Glossary
Accountable Care Organization (ACO):
A group of healthcare providers who voluntarily come together to provide coordinated high-quality care to Medicare patients, focusing on reducing unnecessary spending and improving health outcomes.
Alternative Payment Models (APMs):
Payment methods in healthcare that incentivize quality and cost-efficiency over volume, often incorporating value-based care principles.
Care Coordination:
The deliberate organization of patient care activities and sharing information among all participants to achieve safer and more effective care.
Community-Based Organization (CBO):
Local organizations that provide services addressing social determinants of health, such as housing, transportation, and food security.
Community Care Hub (CCH):
A centralized entity that coordinates and supports a network of CBOs to address health-related social needs (HRSNs) through partnerships with healthcare organizations.
Community Health Needs Assessment (CHNA):
A process nonprofit hospitals use to identify the key health needs of the communities they serve, often forming the basis for health improvement plans and funding priorities.
Health Effectiveness Data and Information Set (HEDIS):
A set of performance measures widely used in healthcare to evaluate health plan performance, emphasizing preventive care, chronic disease management, and patient satisfaction.
Health-Related Social Needs (HRSNs):
Social factors like housing, food security, and transportation impact health outcomes and require non-clinical interventions.
Hierarchical Condition Category (HCC) Coding:
A method of risk adjustment used by Medicare Advantage plans that adjusts payments based on the health complexity of enrollees, particularly those with chronic conditions.
Managed Care Organization (MCO):
Organizations that administer Medicaid or Medicare benefits by contracting with healthcare providers and focusing on cost-efficient, high-quality care.
Medicare Advantage (MA):
A type of health insurance plan that contracts with Medicare to provide Part A and Part B benefits, often with additional services like vision, hearing, and SDoH support.
Non-Medical Drivers of Health (NMDOH):
Factors like food security, housing stability, and transportation that indirectly influence an individual’s health outcomes.
Per-Member, Per-Month (PMPM):
A payment model where providers are reimbursed a set amount per enrolled member each month, regardless of services used.
Social Determinants of Health (SDoH):
The conditions in which people are born, live, work, and age influence their health outcomes, such as socioeconomic status, education, and neighborhood environment.

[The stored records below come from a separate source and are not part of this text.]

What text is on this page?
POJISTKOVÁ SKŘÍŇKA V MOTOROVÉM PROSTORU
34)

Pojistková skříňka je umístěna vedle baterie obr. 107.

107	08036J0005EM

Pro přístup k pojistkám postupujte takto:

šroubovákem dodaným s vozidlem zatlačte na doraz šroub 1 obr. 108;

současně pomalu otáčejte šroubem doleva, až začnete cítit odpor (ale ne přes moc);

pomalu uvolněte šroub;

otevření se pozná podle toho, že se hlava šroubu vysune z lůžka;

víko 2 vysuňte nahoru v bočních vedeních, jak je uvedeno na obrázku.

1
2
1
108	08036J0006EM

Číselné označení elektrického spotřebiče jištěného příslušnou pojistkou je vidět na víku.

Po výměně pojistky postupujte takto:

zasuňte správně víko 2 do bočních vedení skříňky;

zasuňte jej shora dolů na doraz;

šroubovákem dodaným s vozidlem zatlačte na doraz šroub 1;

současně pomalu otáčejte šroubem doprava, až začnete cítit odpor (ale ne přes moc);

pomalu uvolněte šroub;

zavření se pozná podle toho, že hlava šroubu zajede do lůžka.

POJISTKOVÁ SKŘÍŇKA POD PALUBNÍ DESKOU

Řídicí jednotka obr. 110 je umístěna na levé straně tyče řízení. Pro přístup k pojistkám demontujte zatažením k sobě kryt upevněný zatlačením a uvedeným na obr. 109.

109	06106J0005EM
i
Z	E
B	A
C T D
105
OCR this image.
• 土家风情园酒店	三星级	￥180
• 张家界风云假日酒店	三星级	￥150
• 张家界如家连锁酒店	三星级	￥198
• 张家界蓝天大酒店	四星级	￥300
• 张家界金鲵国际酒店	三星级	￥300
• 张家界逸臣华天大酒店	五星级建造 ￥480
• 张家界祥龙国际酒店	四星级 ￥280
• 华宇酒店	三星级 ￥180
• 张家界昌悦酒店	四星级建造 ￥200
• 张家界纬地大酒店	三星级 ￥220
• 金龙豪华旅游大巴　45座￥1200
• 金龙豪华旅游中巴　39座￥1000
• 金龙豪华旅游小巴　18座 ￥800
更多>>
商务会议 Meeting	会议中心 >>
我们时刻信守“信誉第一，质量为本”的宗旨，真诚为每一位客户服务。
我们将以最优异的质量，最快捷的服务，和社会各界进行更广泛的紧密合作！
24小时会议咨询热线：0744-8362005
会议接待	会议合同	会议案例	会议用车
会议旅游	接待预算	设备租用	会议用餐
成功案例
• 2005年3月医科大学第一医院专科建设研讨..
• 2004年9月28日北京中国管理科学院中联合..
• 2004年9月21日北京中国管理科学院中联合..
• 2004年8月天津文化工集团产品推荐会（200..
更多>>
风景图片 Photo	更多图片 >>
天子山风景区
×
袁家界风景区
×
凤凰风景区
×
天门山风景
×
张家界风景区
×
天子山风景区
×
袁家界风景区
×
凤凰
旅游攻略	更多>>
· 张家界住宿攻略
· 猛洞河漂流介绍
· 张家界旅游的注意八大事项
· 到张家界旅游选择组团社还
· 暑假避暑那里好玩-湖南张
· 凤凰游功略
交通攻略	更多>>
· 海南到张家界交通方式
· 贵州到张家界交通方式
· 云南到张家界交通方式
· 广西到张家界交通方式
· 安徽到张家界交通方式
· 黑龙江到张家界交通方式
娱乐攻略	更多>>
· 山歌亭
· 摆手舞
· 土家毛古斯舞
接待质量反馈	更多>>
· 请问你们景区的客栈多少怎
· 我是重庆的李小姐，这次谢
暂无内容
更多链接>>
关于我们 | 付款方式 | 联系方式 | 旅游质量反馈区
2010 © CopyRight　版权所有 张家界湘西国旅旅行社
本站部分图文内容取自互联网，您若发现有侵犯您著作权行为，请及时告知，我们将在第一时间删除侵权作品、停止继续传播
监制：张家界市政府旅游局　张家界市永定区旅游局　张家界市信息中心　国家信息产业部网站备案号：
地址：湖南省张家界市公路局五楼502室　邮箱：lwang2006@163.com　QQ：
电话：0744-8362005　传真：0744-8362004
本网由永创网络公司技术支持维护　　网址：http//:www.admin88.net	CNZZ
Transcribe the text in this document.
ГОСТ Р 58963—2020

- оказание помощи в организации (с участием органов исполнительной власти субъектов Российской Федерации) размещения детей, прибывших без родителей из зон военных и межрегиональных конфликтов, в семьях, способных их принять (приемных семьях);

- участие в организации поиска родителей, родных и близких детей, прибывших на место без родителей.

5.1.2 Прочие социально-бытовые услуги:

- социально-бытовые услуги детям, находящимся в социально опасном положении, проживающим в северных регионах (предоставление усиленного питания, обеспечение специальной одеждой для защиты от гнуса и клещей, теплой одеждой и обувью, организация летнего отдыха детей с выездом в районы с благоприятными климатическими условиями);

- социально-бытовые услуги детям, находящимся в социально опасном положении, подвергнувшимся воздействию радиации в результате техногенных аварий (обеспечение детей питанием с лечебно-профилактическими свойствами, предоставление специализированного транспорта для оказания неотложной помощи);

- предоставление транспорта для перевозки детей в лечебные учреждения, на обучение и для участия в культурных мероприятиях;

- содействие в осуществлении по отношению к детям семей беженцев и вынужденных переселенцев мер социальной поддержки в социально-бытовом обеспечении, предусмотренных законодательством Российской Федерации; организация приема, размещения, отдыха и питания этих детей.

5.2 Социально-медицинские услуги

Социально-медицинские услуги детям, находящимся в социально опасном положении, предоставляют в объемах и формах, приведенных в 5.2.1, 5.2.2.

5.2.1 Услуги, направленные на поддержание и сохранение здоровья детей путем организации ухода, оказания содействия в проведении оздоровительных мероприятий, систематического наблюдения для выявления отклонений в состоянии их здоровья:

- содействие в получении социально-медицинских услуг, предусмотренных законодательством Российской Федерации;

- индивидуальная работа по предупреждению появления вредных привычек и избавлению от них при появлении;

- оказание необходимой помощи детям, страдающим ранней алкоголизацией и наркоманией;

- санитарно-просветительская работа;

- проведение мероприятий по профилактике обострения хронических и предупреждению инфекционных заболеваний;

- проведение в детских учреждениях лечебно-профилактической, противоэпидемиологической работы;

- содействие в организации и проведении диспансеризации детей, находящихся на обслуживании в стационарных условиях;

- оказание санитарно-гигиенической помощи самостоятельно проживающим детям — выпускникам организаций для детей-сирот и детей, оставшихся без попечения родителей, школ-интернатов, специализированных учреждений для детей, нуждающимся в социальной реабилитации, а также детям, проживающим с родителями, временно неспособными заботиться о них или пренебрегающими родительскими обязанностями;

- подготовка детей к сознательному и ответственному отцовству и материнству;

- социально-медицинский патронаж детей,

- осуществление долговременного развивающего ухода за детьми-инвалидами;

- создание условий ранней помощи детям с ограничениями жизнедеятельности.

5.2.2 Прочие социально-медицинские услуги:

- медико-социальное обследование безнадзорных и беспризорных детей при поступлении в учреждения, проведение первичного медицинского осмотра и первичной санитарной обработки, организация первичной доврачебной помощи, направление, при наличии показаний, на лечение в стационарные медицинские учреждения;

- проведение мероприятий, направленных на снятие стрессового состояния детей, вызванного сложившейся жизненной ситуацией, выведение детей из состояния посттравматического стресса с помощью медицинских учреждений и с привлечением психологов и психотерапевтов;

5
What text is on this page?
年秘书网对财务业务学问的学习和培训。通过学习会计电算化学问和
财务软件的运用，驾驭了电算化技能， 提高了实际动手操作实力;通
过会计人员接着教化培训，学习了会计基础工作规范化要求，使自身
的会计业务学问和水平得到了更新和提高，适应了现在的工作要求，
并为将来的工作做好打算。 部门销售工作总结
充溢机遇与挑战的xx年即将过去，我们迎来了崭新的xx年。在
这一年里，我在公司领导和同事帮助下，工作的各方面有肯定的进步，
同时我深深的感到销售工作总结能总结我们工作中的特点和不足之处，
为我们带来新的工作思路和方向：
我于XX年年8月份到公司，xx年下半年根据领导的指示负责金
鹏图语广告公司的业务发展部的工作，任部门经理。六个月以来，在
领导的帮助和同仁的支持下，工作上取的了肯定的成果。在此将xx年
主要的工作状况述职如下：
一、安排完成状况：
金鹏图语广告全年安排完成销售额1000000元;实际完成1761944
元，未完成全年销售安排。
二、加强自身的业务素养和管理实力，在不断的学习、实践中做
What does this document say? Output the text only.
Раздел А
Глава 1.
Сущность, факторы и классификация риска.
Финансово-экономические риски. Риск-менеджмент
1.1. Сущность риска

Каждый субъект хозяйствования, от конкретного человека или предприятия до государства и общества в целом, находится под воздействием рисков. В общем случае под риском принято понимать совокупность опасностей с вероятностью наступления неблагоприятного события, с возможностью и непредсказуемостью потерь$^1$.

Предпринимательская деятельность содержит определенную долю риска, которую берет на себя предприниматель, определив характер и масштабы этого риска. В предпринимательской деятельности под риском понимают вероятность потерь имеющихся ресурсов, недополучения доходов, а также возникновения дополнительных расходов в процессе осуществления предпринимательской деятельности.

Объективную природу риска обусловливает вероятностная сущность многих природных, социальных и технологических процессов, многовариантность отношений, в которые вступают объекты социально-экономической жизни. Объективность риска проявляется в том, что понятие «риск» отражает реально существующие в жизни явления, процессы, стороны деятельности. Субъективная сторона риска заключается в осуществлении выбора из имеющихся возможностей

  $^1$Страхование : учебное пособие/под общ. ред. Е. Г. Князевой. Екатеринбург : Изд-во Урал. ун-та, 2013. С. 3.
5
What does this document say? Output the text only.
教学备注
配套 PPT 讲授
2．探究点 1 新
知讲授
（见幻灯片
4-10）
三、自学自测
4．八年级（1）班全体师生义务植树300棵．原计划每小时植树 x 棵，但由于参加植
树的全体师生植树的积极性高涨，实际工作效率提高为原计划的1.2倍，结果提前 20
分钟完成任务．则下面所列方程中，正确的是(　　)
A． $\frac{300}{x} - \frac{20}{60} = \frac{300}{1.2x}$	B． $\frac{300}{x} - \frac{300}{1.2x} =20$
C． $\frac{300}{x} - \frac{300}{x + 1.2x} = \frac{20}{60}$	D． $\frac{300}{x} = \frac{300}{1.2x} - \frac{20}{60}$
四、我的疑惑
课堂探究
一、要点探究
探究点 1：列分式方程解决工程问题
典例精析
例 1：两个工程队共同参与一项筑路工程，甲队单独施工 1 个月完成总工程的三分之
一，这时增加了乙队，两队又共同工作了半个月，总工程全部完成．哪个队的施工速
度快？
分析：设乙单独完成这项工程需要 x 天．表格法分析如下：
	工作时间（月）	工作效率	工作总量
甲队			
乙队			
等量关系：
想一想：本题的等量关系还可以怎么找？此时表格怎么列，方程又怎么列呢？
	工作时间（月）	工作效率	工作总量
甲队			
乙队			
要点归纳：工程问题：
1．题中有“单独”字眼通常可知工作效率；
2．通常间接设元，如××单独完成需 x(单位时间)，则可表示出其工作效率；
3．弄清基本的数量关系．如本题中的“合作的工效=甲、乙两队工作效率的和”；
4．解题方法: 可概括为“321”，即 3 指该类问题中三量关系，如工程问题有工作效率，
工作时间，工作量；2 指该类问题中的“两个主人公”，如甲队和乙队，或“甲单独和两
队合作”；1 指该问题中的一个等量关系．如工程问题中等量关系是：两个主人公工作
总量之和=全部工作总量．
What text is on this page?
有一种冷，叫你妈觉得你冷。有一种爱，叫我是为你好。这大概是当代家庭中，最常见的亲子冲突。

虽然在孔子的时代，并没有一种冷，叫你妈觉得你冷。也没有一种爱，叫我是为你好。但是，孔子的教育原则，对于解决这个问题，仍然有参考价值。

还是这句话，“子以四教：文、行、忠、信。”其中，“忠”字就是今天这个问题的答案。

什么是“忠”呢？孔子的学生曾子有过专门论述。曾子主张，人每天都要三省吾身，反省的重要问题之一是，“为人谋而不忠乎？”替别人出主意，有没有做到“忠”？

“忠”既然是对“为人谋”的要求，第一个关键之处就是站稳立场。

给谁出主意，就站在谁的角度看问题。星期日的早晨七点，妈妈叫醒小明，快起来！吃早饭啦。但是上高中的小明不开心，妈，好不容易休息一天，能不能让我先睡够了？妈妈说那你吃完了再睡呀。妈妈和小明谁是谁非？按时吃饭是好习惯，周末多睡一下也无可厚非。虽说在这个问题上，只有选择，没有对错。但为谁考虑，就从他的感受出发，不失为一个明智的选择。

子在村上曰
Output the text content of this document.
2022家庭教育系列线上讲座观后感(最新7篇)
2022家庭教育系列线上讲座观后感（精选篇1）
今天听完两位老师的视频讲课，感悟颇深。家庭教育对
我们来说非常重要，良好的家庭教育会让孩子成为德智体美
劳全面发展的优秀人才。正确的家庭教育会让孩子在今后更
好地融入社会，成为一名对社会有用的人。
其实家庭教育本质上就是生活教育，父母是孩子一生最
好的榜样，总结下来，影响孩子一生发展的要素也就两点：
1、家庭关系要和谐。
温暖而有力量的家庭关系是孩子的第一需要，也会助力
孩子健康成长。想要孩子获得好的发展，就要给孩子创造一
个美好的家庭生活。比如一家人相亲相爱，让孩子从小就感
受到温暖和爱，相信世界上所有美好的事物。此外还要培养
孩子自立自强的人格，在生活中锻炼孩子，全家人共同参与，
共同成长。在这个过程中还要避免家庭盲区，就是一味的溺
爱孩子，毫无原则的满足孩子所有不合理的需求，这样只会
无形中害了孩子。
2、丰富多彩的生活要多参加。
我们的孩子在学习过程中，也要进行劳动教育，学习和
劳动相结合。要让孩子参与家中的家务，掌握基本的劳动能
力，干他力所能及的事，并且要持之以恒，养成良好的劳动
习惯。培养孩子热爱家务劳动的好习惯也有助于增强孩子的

Social Needs Screening and Intervention (SNS-E):
A process of identifying and addressing social determinants of health to improve overall patient care and health outcomes.
Star Ratings:
Medicare’s quality rating system for health plans, assessing performance on measures like patient satisfaction, preventive care, and chronic disease management.
Transitional Care Management (TCM):
Services designed to ensure safe transitions from hospitals to home or other care settings, aimed at reducing readmissions and improving outcomes.